QUESTION: Chris in Los Angeles and his wife have a 5/1 ARM on their house. Additionally, they have a rental property, $30,000 in credit card debt, and their mortgage payment is $2,800 a month. Chris thinks he would do better to move. He’s considering a short sale. Dave thinks Chris is caught between a foreclosure and being able to make the payments.
ANSWER: Your payment is approaching 40% of your take-home pay. If it goes up much more than that, you’re not going to be able to pay it even if you want to. This is unpleasant. It’s a pain in the butt. But if you can pay a bill that you promised to pay, you should pay the bill you promised to pay—even if it’s unpleasant, inconvenient, and the vacation fund doesn’t get funded. You deal with it.
If you can’t pay the bill, you can’t pay the bill. You have to sell the house on a short sale before it gets foreclosed on. I don’t do short sales as a matter of convenience—strategic foreclosure and this kind of crap. That’s really a dangerous thing from an integrity standpoint. On the other hand, I’m the guy who helps people when they’re hurting and broken and messed up, and if you can’t pay your house payment and you work a short sale to avoid a foreclosure, absolutely I’m going to do that. I kind of think you’re in the middle.

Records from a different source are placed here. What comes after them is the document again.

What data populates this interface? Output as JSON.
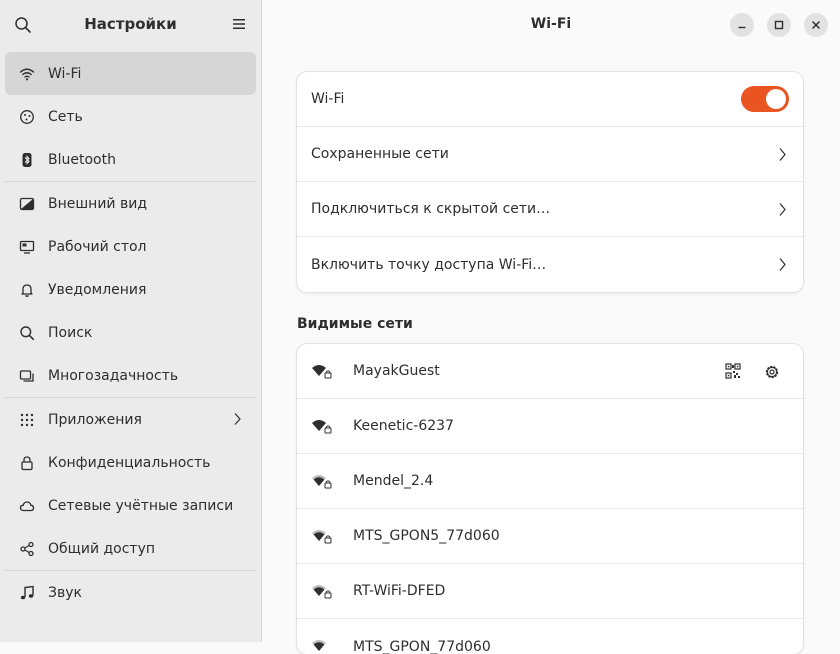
{
  "sidebar": {
    "title": "Настройки",
    "search_icon": "search-icon",
    "menu_icon": "hamburger-menu-icon",
    "groups": [
      [
        {
          "label": "Wi-Fi",
          "icon": "wifi-icon",
          "active": true
        },
        {
          "label": "Сеть",
          "icon": "network-icon"
        },
        {
          "label": "Bluetooth",
          "icon": "bluetooth-icon"
        }
      ],
      [
        {
          "label": "Внешний вид",
          "icon": "appearance-icon"
        },
        {
          "label": "Рабочий стол",
          "icon": "desktop-icon"
        },
        {
          "label": "Уведомления",
          "icon": "bell-icon"
        },
        {
          "label": "Поиск",
          "icon": "search-icon"
        },
        {
          "label": "Многозадачность",
          "icon": "multitasking-icon"
        }
      ],
      [
        {
          "label": "Приложения",
          "icon": "apps-grid-icon",
          "has_chevron": true
        },
        {
          "label": "Конфиденциальность",
          "icon": "lock-icon"
        },
        {
          "label": "Сетевые учётные записи",
          "icon": "cloud-icon"
        },
        {
          "label": "Общий доступ",
          "icon": "share-icon"
        }
      ],
      [
        {
          "label": "Звук",
          "icon": "music-note-icon"
        }
      ]
    ]
  },
  "main": {
    "title": "Wi-Fi",
    "window_controls": [
      "minimize-icon",
      "maximize-icon",
      "close-icon"
    ],
    "wifi_card": {
      "toggle_label": "Wi-Fi",
      "toggle_on": true,
      "rows": [
        "Сохраненные сети",
        "Подключиться к скрытой сети…",
        "Включить точку доступа Wi-Fi…"
      ]
    },
    "visible_networks_title": "Видимые сети",
    "networks": [
      {
        "name": "MayakGuest",
        "connected": true
      },
      {
        "name": "Keenetic-6237"
      },
      {
        "name": "Mendel_2.4"
      },
      {
        "name": "MTS_GPON5_77d060"
      },
      {
        "name": "RT-WiFi-DFED"
      },
      {
        "name": "MTS_GPON_77d060"
      }
    ]
  },
  "colors": {
    "accent": "#e95420",
    "sidebar_bg": "#ebebeb",
    "sidebar_active": "#d6d6d6"
  }
}
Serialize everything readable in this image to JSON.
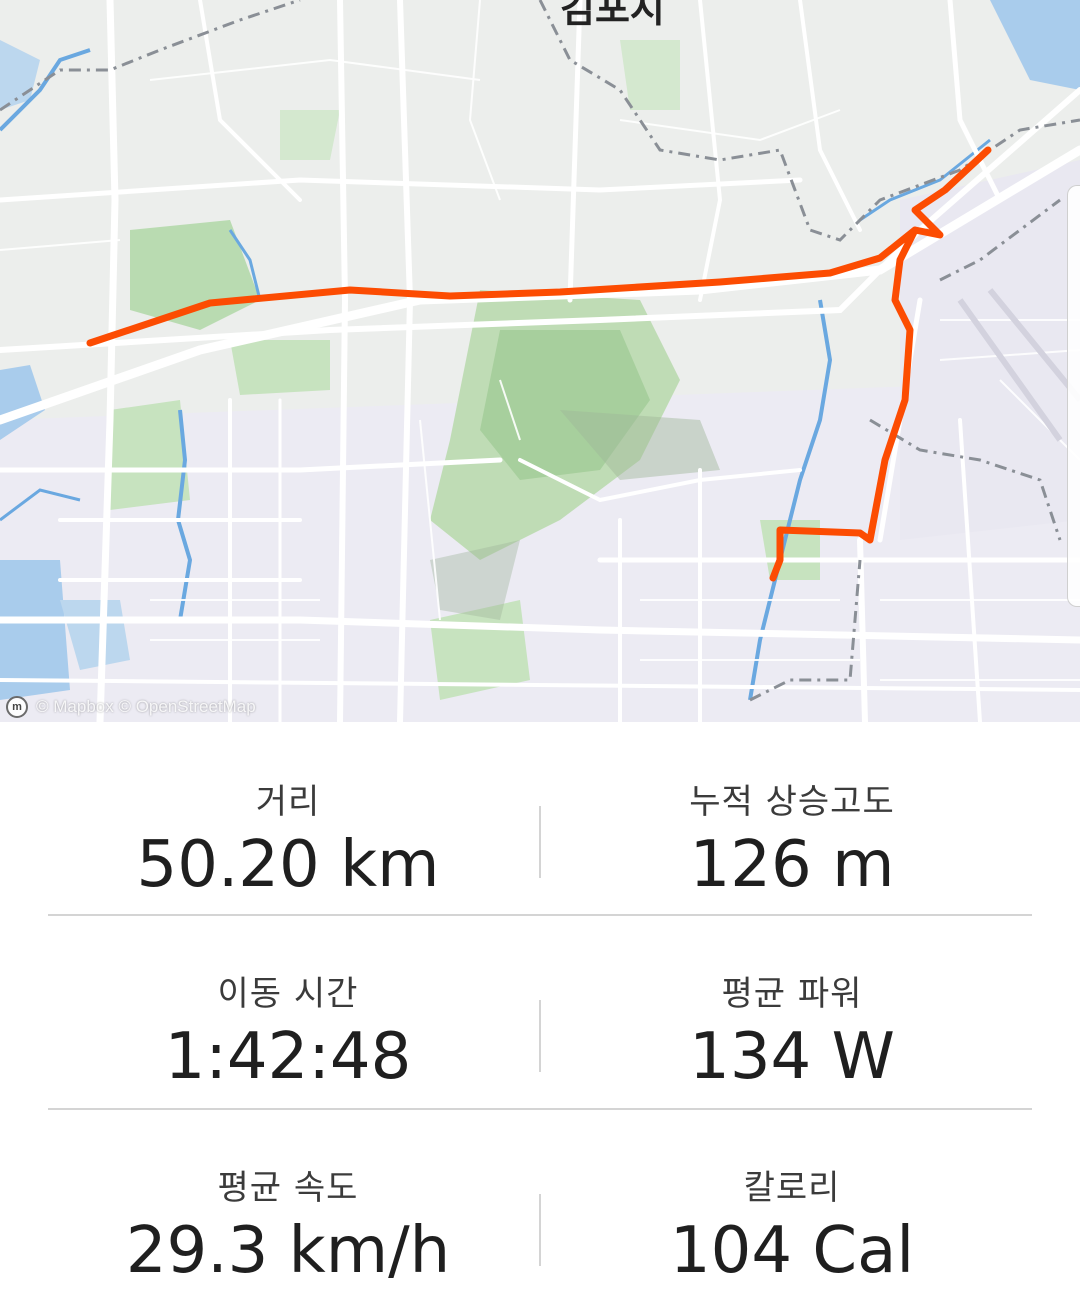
{
  "map": {
    "city_label": "김포시",
    "attribution_logo": "mapbox-logo",
    "attribution": "© Mapbox © OpenStreetMap",
    "route_color": "#fc4c02",
    "water_color": "#3a8fd6"
  },
  "stats": {
    "distance": {
      "label": "거리",
      "value": "50.20 km"
    },
    "elevation": {
      "label": "누적 상승고도",
      "value": "126 m"
    },
    "moving_time": {
      "label": "이동 시간",
      "value": "1:42:48"
    },
    "avg_power": {
      "label": "평균 파워",
      "value": "134 W"
    },
    "avg_speed": {
      "label": "평균 속도",
      "value": "29.3 km/h"
    },
    "calories": {
      "label": "칼로리",
      "value": "104 Cal"
    }
  }
}
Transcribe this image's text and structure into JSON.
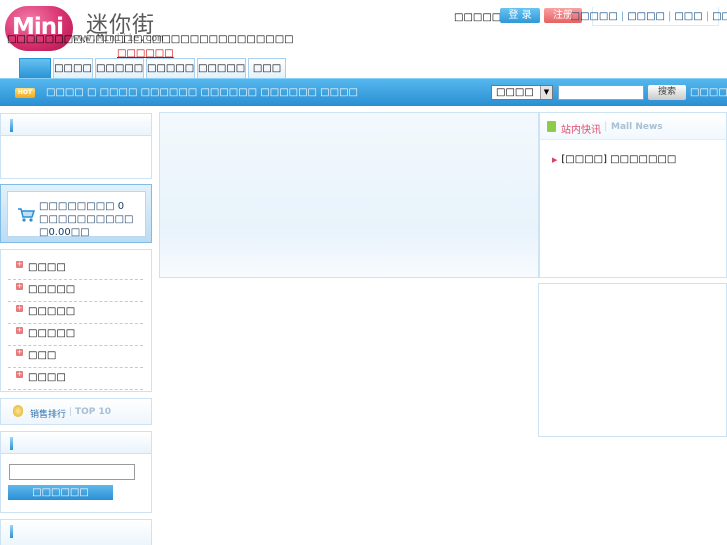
{
  "header": {
    "logo_text": "Mini",
    "logo_cn": "迷你街",
    "logo_url": "www.Minijie.com",
    "welcome": "□□□□□□",
    "login_label": "登 录",
    "register_label": "注册",
    "top_links": [
      "□□□□□",
      "□□□□",
      "□□□",
      "□□□"
    ]
  },
  "nav": {
    "tabs": [
      "",
      "□□□□",
      "□□□□□",
      "□□□□□",
      "□□□□□",
      "□□□"
    ],
    "hot_icon": "HOT",
    "hot_words": "□□□□ □ □□□□ □□□□□□ □□□□□□ □□□□□□ □□□□",
    "search_select": "□□□□",
    "search_placeholder": "",
    "search_button": "搜索",
    "advanced_search": "□□□□"
  },
  "sidebar": {
    "notice_text": "□□□□□□□□,□□□□□□□□□□□□□□□□□□□□□□",
    "notice_more": "□□□□□□",
    "cart_text": "□□□□□□□□ 0 □□□□□□□□□□ □0.00□□",
    "categories": [
      "□□□□",
      "□□□□□",
      "□□□□□",
      "□□□□□",
      "□□□",
      "□□□□"
    ],
    "rank_title": "销售排行",
    "rank_top": "TOP 10",
    "login_button": "□□□□□□"
  },
  "news": {
    "title": "站内快讯",
    "subtitle": "Mall News",
    "items": [
      "[□□□□] □□□□□□□"
    ]
  },
  "colors": {
    "accent": "#2a93d6",
    "logo_pink": "#d8306f",
    "news_title": "#e24d6a"
  }
}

If I’m in your shoes, I’m going to sit there and try to hang on for a while. Let’s see what life brings us. If it gets to the point that we simply can’t pay the bill, then we can’t pay the bill, we put the house up for sale on a short sale, we begin to negotiate that by not paying the house payment, and start talking about making the moves that you’re going to do. I think that’s where you’re going to be led to. I’m afraid it’s probably a little ways out.
The real estate market could recover some—enough to get you out—during that time that we’re kind of holding our breath. The lesson to be learned from this is when you take on an adjustable rate mortgage, they’re going to adjust. It’s almost always up.